Majelis hakim konstitusi (Anto/era.id)

Jakarta, era.id - Ketua Mahkamah Konstitusi (MK) Anwar Usman membuka sidang pembacaan putusan sengketa Pilpres 2019. Dalam pembukaan sidang putusan ini, Anwar meminta kepada semua pihak untuk tidak menjadikan putusan sebagai alat untuk memprovokasi. 

"Kami menyadari sepenuhnya bahwa putusan ini tidak mungkin memuaskan semua pihak. Kami mohon jangan dijadikan alat untuk menghujat dan memfitnah," kata Anwar di Gedung MK, Jalan Medan Merdeka Barat, Jakarta Pusat, Kamis (27/6/2019).

Dalam putusan sengketa dengan nomor perkara 01/PHPU-PRES/XVII/2019 ini, Anwar menegaskan kesembilan majelis hakim MK tidak dapat diintervensi okeh pihak manapun dan hanya takut kepada Allah SWT. Penegasan ini sebenarnya sudah diucapkan berkali-kali sejak sidang pertama. 

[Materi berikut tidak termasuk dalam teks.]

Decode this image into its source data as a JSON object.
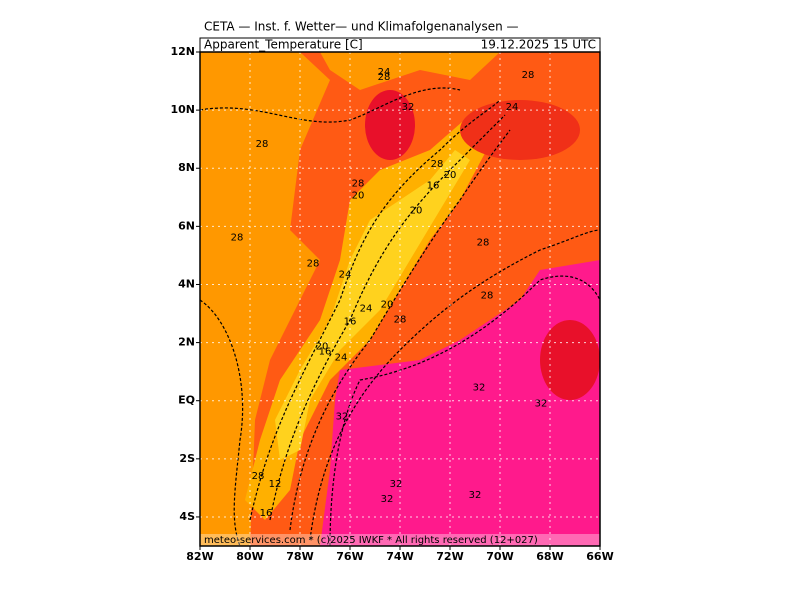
{
  "header": {
    "title": "CETA — Inst. f. Wetter— und Klimafolgenanalysen —",
    "variable": "Apparent_Temperature [C]",
    "valid_time": "19.12.2025 15 UTC"
  },
  "map": {
    "xlim": [
      -82,
      -66
    ],
    "ylim": [
      -5,
      12
    ],
    "lon_ticks": [
      {
        "value": -82,
        "label": "82W"
      },
      {
        "value": -80,
        "label": "80W"
      },
      {
        "value": -78,
        "label": "78W"
      },
      {
        "value": -76,
        "label": "76W"
      },
      {
        "value": -74,
        "label": "74W"
      },
      {
        "value": -72,
        "label": "72W"
      },
      {
        "value": -70,
        "label": "70W"
      },
      {
        "value": -68,
        "label": "68W"
      },
      {
        "value": -66,
        "label": "66W"
      }
    ],
    "lat_ticks": [
      {
        "value": 12,
        "label": "12N"
      },
      {
        "value": 10,
        "label": "10N"
      },
      {
        "value": 8,
        "label": "8N"
      },
      {
        "value": 6,
        "label": "6N"
      },
      {
        "value": 4,
        "label": "4N"
      },
      {
        "value": 2,
        "label": "2N"
      },
      {
        "value": 0,
        "label": "EQ"
      },
      {
        "value": -2,
        "label": "2S"
      },
      {
        "value": -4,
        "label": "4S"
      }
    ],
    "contour_labels": [
      {
        "value": 24,
        "lon": -74.64,
        "lat": 11.31
      },
      {
        "value": 28,
        "lon": -74.64,
        "lat": 11.14
      },
      {
        "value": 28,
        "lon": -68.88,
        "lat": 11.21
      },
      {
        "value": 24,
        "lon": -69.52,
        "lat": 10.1
      },
      {
        "value": 32,
        "lon": -73.68,
        "lat": 10.1
      },
      {
        "value": 28,
        "lon": -79.52,
        "lat": 8.83
      },
      {
        "value": 28,
        "lon": -72.52,
        "lat": 8.14
      },
      {
        "value": 20,
        "lon": -72.0,
        "lat": 7.76
      },
      {
        "value": 16,
        "lon": -72.68,
        "lat": 7.41
      },
      {
        "value": 28,
        "lon": -75.68,
        "lat": 7.48
      },
      {
        "value": 20,
        "lon": -75.68,
        "lat": 7.07
      },
      {
        "value": 20,
        "lon": -73.36,
        "lat": 6.55
      },
      {
        "value": 28,
        "lon": -80.52,
        "lat": 5.62
      },
      {
        "value": 28,
        "lon": -70.68,
        "lat": 5.45
      },
      {
        "value": 28,
        "lon": -77.48,
        "lat": 4.72
      },
      {
        "value": 24,
        "lon": -76.2,
        "lat": 4.34
      },
      {
        "value": 28,
        "lon": -70.52,
        "lat": 3.62
      },
      {
        "value": 24,
        "lon": -75.36,
        "lat": 3.17
      },
      {
        "value": 20,
        "lon": -74.52,
        "lat": 3.31
      },
      {
        "value": 16,
        "lon": -76.0,
        "lat": 2.72
      },
      {
        "value": 28,
        "lon": -74.0,
        "lat": 2.79
      },
      {
        "value": 20,
        "lon": -77.12,
        "lat": 1.86
      },
      {
        "value": 16,
        "lon": -77.0,
        "lat": 1.69
      },
      {
        "value": 24,
        "lon": -76.36,
        "lat": 1.48
      },
      {
        "value": 32,
        "lon": -70.84,
        "lat": 0.45
      },
      {
        "value": 32,
        "lon": -68.36,
        "lat": -0.1
      },
      {
        "value": 32,
        "lon": -76.32,
        "lat": -0.55
      },
      {
        "value": 28,
        "lon": -79.68,
        "lat": -2.59
      },
      {
        "value": 12,
        "lon": -79.0,
        "lat": -2.86
      },
      {
        "value": 32,
        "lon": -74.16,
        "lat": -2.86
      },
      {
        "value": 32,
        "lon": -71.0,
        "lat": -3.24
      },
      {
        "value": 32,
        "lon": -74.52,
        "lat": -3.38
      },
      {
        "value": 16,
        "lon": -79.36,
        "lat": -3.86
      }
    ],
    "footer": "meteo-services.com * (c)2025 IWKF * All rights reserved (12+027)"
  }
}
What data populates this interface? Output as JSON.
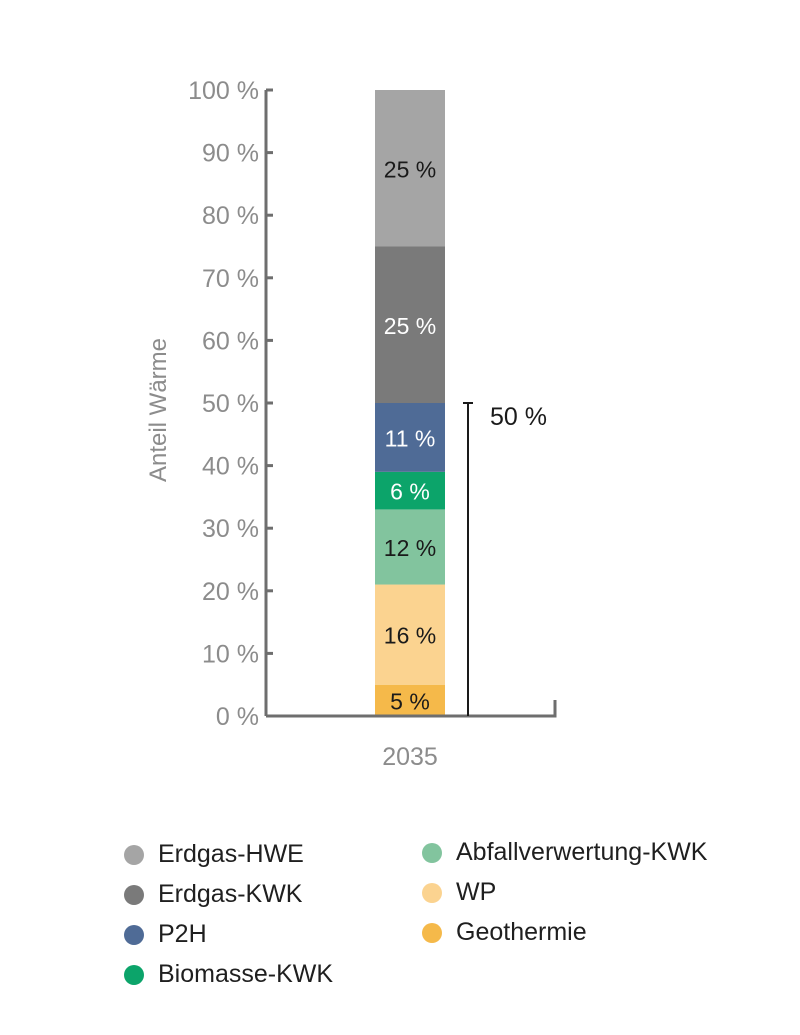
{
  "chart_data": {
    "type": "bar",
    "stacked": true,
    "categories": [
      "2035"
    ],
    "series": [
      {
        "name": "Geothermie",
        "values": [
          5
        ],
        "label": "5 %",
        "color": "#f5b94a",
        "label_color": "#1a1a1a"
      },
      {
        "name": "WP",
        "values": [
          16
        ],
        "label": "16 %",
        "color": "#fbd390",
        "label_color": "#1a1a1a"
      },
      {
        "name": "Abfallverwertung-KWK",
        "values": [
          12
        ],
        "label": "12 %",
        "color": "#82c49e",
        "label_color": "#1a1a1a"
      },
      {
        "name": "Biomasse-KWK",
        "values": [
          6
        ],
        "label": "6 %",
        "color": "#0ca46a",
        "label_color": "#ffffff"
      },
      {
        "name": "P2H",
        "values": [
          11
        ],
        "label": "11 %",
        "color": "#4f6b96",
        "label_color": "#ffffff"
      },
      {
        "name": "Erdgas-KWK",
        "values": [
          25
        ],
        "label": "25 %",
        "color": "#7a7a7a",
        "label_color": "#ffffff"
      },
      {
        "name": "Erdgas-HWE",
        "values": [
          25
        ],
        "label": "25 %",
        "color": "#a5a5a5",
        "label_color": "#1a1a1a"
      }
    ],
    "ylabel": "Anteil Wärme",
    "xlabel": "",
    "ylim": [
      0,
      100
    ],
    "yticks": [
      {
        "value": 0,
        "label": "0 %"
      },
      {
        "value": 10,
        "label": "10 %"
      },
      {
        "value": 20,
        "label": "20 %"
      },
      {
        "value": 30,
        "label": "30 %"
      },
      {
        "value": 40,
        "label": "40 %"
      },
      {
        "value": 50,
        "label": "50 %"
      },
      {
        "value": 60,
        "label": "60 %"
      },
      {
        "value": 70,
        "label": "70 %"
      },
      {
        "value": 80,
        "label": "80 %"
      },
      {
        "value": 90,
        "label": "90 %"
      },
      {
        "value": 100,
        "label": "100 %"
      }
    ],
    "annotation": {
      "from": 0,
      "to": 50,
      "label": "50 %"
    },
    "grid": false,
    "legend_position": "bottom"
  },
  "legend": {
    "items": [
      {
        "label": "Erdgas-HWE",
        "color": "#a5a5a5"
      },
      {
        "label": "Erdgas-KWK",
        "color": "#7a7a7a"
      },
      {
        "label": "P2H",
        "color": "#4f6b96"
      },
      {
        "label": "Biomasse-KWK",
        "color": "#0ca46a"
      },
      {
        "label": "Abfallverwertung-KWK",
        "color": "#82c49e"
      },
      {
        "label": "WP",
        "color": "#fbd390"
      },
      {
        "label": "Geothermie",
        "color": "#f5b94a"
      }
    ]
  },
  "colors": {
    "axis": "#6e6e6e",
    "text_muted": "#8c8c8c"
  }
}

Anwar melanjutkan, majelis hakim berusaha sedemikian rupa untuk mengambil putusan dengan didasarkan pada fakta yang terungkap dan terbukti dalam persidangan.

"Oleh karena itu,diharapakan kepada kita semua untuk menyimak pengucapan putusan ini terutama terkait pertimbangan hukum dan amar putusan," ungkap dia. 

Sebagaimana diketahui, Prabowo-Sandi mengajukan gugatan hasil sengketa Pilpres 2019 ke MK. Dalam gugatannya, mereka meminta MK untuk mendiskualifikasi pasangan Joko Widodo-Ma'ruf Amin dan menetapkan Prabowo-Sandi sebagai paslon terpilih, atau setidak-tidaknya meminta KPU untuk melaksanakan pemilu ulang.